New recommendation: no benefit for routine aspiration thrombectomy before PCI
THURSDAY, Oct. 22, 2015 (HealthDay News) — For select patients with ST-segment elevation myocardial infarction (STEMI) with multivessel disease undergoing percutaneous coronary intervention (PCI), PCI in the noninfarct artery should be considered, according to new guidelines published online Oct. 21 in the Journal of the American College of Cardiology.
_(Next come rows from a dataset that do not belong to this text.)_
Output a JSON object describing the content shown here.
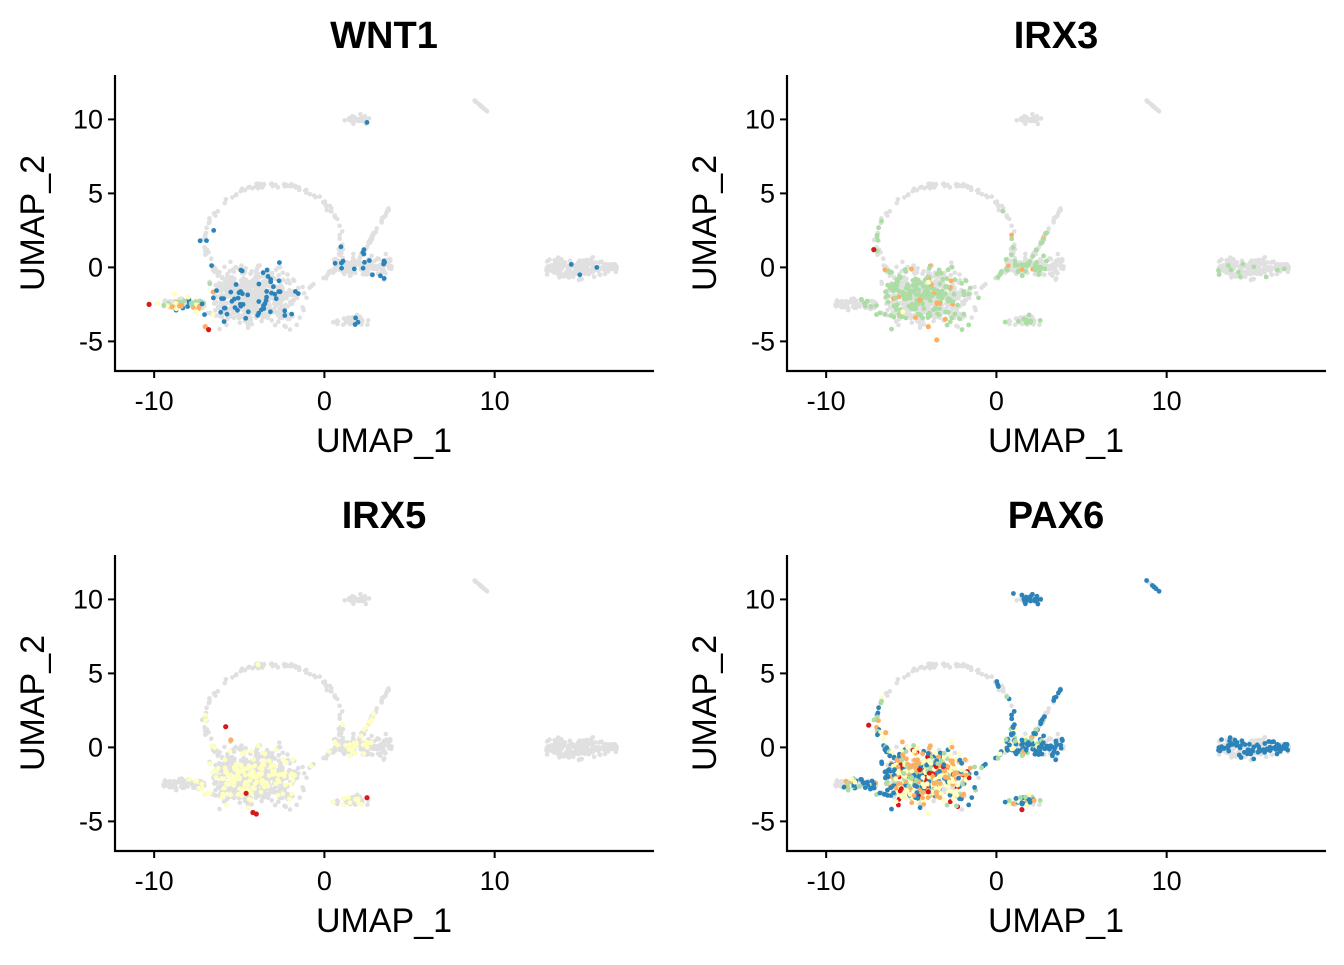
{
  "chart_data": {
    "type": "scatter",
    "layout": "2x2 facet grid",
    "xlabel": "UMAP_1",
    "ylabel": "UMAP_2",
    "xlim": [
      -12.3,
      19.3
    ],
    "ylim": [
      -7,
      13
    ],
    "xticks": [
      -10,
      0,
      10
    ],
    "yticks": [
      -5,
      0,
      5,
      10
    ],
    "xtick_labels": [
      "-10",
      "0",
      "10"
    ],
    "ytick_labels": [
      "-5",
      "0",
      "5",
      "10"
    ],
    "legend": "none",
    "grid": false,
    "background_color": "#E0E0E0",
    "expression_colors": [
      "#2B83BA",
      "#ABDDA4",
      "#FFFFBF",
      "#FDAE61",
      "#D7191C"
    ],
    "panels": [
      {
        "title": "WNT1",
        "hotspots": [
          {
            "x": -9.8,
            "y": -2.4,
            "level": 2
          },
          {
            "x": -8.5,
            "y": -2.6,
            "level": 3
          },
          {
            "x": -8.0,
            "y": -2.0,
            "level": 2
          },
          {
            "x": -7.5,
            "y": -3.0,
            "level": 2
          },
          {
            "x": -7.0,
            "y": -4.0,
            "level": 3
          },
          {
            "x": -6.8,
            "y": -4.2,
            "level": 4
          },
          {
            "x": -10.3,
            "y": -2.5,
            "level": 4
          },
          {
            "x": -8.8,
            "y": -1.8,
            "level": 2
          },
          {
            "x": -7.8,
            "y": -2.5,
            "level": 1
          }
        ],
        "extra_blue": [
          [
            14.5,
            0.2
          ],
          [
            15.0,
            -0.5
          ],
          [
            16.0,
            0.0
          ],
          [
            2.5,
            9.8
          ],
          [
            1.0,
            0.3
          ],
          [
            -7.3,
            1.8
          ],
          [
            -6.5,
            2.5
          ]
        ]
      },
      {
        "title": "IRX3",
        "hotspots": [
          {
            "x": -4.0,
            "y": -4.0,
            "level": 3
          },
          {
            "x": -3.5,
            "y": -4.9,
            "level": 3
          },
          {
            "x": -4.5,
            "y": -2.2,
            "level": 3
          },
          {
            "x": -3.0,
            "y": -3.5,
            "level": 3
          },
          {
            "x": -7.2,
            "y": 1.2,
            "level": 4
          },
          {
            "x": -5.5,
            "y": -3.0,
            "level": 2
          },
          {
            "x": -4.0,
            "y": -1.0,
            "level": 2
          }
        ],
        "extra_blue": []
      },
      {
        "title": "IRX5",
        "hotspots": [
          {
            "x": -5.8,
            "y": 1.4,
            "level": 4
          },
          {
            "x": -4.6,
            "y": -3.1,
            "level": 4
          },
          {
            "x": -4.2,
            "y": -4.4,
            "level": 4
          },
          {
            "x": -4.0,
            "y": -4.5,
            "level": 4
          },
          {
            "x": 2.5,
            "y": -3.4,
            "level": 4
          },
          {
            "x": -5.5,
            "y": 0.5,
            "level": 3
          },
          {
            "x": -3.9,
            "y": 5.6,
            "level": 2
          }
        ],
        "extra_blue": []
      },
      {
        "title": "PAX6",
        "hotspots": [
          {
            "x": -4.5,
            "y": -1.5,
            "level": 4
          },
          {
            "x": -4.0,
            "y": -3.0,
            "level": 4
          },
          {
            "x": -5.5,
            "y": -0.5,
            "level": 3
          },
          {
            "x": -3.0,
            "y": -2.0,
            "level": 3
          },
          {
            "x": -6.5,
            "y": 1.0,
            "level": 3
          },
          {
            "x": -7.5,
            "y": 1.5,
            "level": 4
          },
          {
            "x": 1.5,
            "y": -4.2,
            "level": 4
          },
          {
            "x": 1.0,
            "y": -3.8,
            "level": 3
          },
          {
            "x": -4.0,
            "y": -4.5,
            "level": 2
          },
          {
            "x": -2.5,
            "y": -3.5,
            "level": 2
          }
        ],
        "extra_blue": [
          [
            1.5,
            10.3
          ],
          [
            2.0,
            10.2
          ],
          [
            2.6,
            10.0
          ],
          [
            1.0,
            10.4
          ],
          [
            15.0,
            -0.2
          ],
          [
            16.0,
            0.4
          ],
          [
            16.5,
            0.2
          ],
          [
            14.0,
            0.5
          ],
          [
            1.5,
            0.5
          ],
          [
            2.5,
            0.0
          ]
        ]
      }
    ]
  }
}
Glenn N. Levine, M.D., from the Baylor College of Medicine in Houston, and colleagues updated existing clinical practice guideline recommendations and added new recommendations on PCI for patients with STEMI.
Noting that about 50 percent of patients with STEMI have multivessel disease, the authors modified and upgraded the 2013 class III recommendation against PCI in a noninfarct artery at the time of primary PCI to a class IIB recommendation, in support of considering PCI in a noninfarct artery in select patients who are hemodynamically stable. Multivessel PCI should not be accepted as routine practice in patients with STEMI and multivessel disease; rather, physicians should integrate clinical data, lesion severity/complexity, and risk of contrast nephropathy to determine the optimal strategy when considering multivessel PCI. In addition, the authors modified the recommendation from IIa to IIb for selective and bailout aspiration thrombectomy before PCI, as the usefulness is not well established. The new recommendation established that there was no benefit for routine aspiration thrombectomy before primary PCI.
“This document is intended to provide a timely update based on new evidence to assist clinical decision making,” Levine said in a statement.
Several members of the writing committees and reviewers disclosed financial ties to the pharmaceutical and medical device industries.